On 05.02.20 11:47, Sig Pam wrote:
>The current documentation <http://www.postfix.org/FILTER_README.html> states:
>
> The "-o content_filter" line causes Postfix to add one content filter
>request record to each incoming mail message ...
>
>Q1: Is it still true you can not give a list of content filters which are
> processed one after the other?
it doesn't make sense. content filter is expected to push mail back to
postfix other way, so message can't get to second filter.
>Q2: Assuming this is still true and content_filter does not take a list of
> filters, is there a better technique than creating a "wrapper script" to
> call the multiple filters one after the other?
you can create filter chain in postfix by pushing mail to multiple ports
each having own filter.
>Background: I currently pipe my mail to spamassassin, but I also want to
> call a program adding a boilerplate for each outgoing mail (legal reason),
> and I think about a script which modifies incoming mails to strip html
> links to prevent my users clicking on them. These are three filters which
> should run on each mail.
>
>Bonus question: I can configure a content_filter for each service defined
> in master.cf, but there is also a parameter content_filter in main.cf.
> What does the latter refer to, and in which order are they processed? I'm
> confused ...
options in master.cf are used to override those in main.cf.
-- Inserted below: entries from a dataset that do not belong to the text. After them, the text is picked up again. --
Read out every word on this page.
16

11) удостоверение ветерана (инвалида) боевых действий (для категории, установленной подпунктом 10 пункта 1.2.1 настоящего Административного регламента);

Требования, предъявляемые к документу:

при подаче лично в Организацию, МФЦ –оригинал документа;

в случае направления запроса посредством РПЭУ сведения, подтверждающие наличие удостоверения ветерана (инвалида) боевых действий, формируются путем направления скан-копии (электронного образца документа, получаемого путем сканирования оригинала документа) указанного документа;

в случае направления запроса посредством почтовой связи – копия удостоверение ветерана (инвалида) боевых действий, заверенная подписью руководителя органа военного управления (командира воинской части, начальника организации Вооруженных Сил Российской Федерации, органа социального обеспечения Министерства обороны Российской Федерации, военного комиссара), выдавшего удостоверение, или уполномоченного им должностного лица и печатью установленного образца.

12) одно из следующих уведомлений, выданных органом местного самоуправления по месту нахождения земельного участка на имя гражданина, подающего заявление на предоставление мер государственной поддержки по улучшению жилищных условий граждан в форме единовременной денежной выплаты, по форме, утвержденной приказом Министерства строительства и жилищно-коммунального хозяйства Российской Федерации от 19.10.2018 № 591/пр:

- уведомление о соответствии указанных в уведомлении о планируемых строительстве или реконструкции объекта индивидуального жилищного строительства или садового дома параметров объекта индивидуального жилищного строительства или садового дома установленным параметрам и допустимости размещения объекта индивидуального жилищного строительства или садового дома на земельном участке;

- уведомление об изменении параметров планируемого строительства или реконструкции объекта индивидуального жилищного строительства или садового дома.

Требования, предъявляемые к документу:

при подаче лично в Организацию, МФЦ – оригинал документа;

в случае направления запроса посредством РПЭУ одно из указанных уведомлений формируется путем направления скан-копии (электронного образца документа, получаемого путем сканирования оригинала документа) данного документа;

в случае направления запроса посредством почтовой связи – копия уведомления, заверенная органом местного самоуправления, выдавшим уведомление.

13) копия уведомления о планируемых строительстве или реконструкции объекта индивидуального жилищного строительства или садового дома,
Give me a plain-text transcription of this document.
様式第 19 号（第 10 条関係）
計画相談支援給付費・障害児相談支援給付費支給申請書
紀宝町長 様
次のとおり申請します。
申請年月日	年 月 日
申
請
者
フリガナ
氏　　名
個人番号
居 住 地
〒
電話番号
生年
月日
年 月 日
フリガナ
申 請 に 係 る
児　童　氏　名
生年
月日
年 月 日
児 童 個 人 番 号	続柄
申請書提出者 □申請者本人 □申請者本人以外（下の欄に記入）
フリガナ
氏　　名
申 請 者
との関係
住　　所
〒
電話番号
if you don't override it in master.cf for a service, that service uses
main.cf value.
>smtp inet n - y - - smtpd
> -o content_filter=spamassassin
>
>spamassassin unix - n n - - pipe
> user=spamd argv=/usr/bin/spamc --max-size 5242880 -d 127.0.0.1 -f -e
>/usr/sbin/sendmail -oi -f ${sender} ${recipient}
>main.cf:
>content_filter = smtp-amavis:127.0.0.1:10024
apparently amavis is only used when receiving mail other way than smtp (on
port 25).
Awesome answer, thank you very much. No more questions.